Interviewer: Perfect and so what we do is a paper click campaign, that’s the easiest way to generate. We have other business development strategies, but mainly what we do is pay-per-click. It’s pretty effective. Usually, we start seeing results within the residential resource within 24 hours, we start getting phone calls and residents and commercially, within a week. It’s a very powerful strategy.
Interviewer: Tell me about your Facebook Ads. What strategy do you guys with Facebook Advertising?
Zach: We run our videos, if you go to our Facebook page you get to see a lot of the stuff that we write. Hail maps have been very successful for us. We have to pay a lot of money to get Hail maps program, but it’s been really successful for us, particularly when you can go hyper-local and you can pick out an actual neighbourhood that was damaged by a hail, that’s got really expensive roofs and just put in a dot and say, you live here and then just run the ad.

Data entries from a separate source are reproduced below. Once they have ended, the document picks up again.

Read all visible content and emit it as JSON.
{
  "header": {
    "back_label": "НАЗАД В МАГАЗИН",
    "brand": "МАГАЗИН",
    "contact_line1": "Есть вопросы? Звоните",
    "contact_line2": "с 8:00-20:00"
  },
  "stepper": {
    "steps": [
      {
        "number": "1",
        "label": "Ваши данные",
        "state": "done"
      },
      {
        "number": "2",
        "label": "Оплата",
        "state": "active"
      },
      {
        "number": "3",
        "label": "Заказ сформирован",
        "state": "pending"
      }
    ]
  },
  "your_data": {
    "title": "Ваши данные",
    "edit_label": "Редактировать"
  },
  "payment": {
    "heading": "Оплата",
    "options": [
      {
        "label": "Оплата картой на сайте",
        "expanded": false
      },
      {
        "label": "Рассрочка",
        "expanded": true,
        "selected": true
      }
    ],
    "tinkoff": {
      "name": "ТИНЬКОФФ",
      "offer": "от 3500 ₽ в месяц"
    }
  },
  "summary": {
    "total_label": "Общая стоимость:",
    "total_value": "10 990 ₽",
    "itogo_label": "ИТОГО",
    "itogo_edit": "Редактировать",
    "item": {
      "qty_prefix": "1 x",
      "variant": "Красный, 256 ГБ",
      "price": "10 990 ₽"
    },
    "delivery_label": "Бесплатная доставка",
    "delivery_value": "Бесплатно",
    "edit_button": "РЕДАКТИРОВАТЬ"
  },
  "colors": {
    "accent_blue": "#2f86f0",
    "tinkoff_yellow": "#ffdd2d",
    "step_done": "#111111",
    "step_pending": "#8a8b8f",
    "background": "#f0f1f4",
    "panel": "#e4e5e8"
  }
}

That’s something that’s been super effective for us, is running super hyper local adverts versus just the amount and just the hail areas, that happened in the specific neighbourhood, and then targeting the people in those areas with that ad, because that way if you get someone in that neighbourhood, they go, holy crap that is literally the neighbourhood I work in, or the live in. That that’s pretty powerful for people and you know as well as I do, your return on investment and roofing is very good.
Interviewer: It was great talking with you.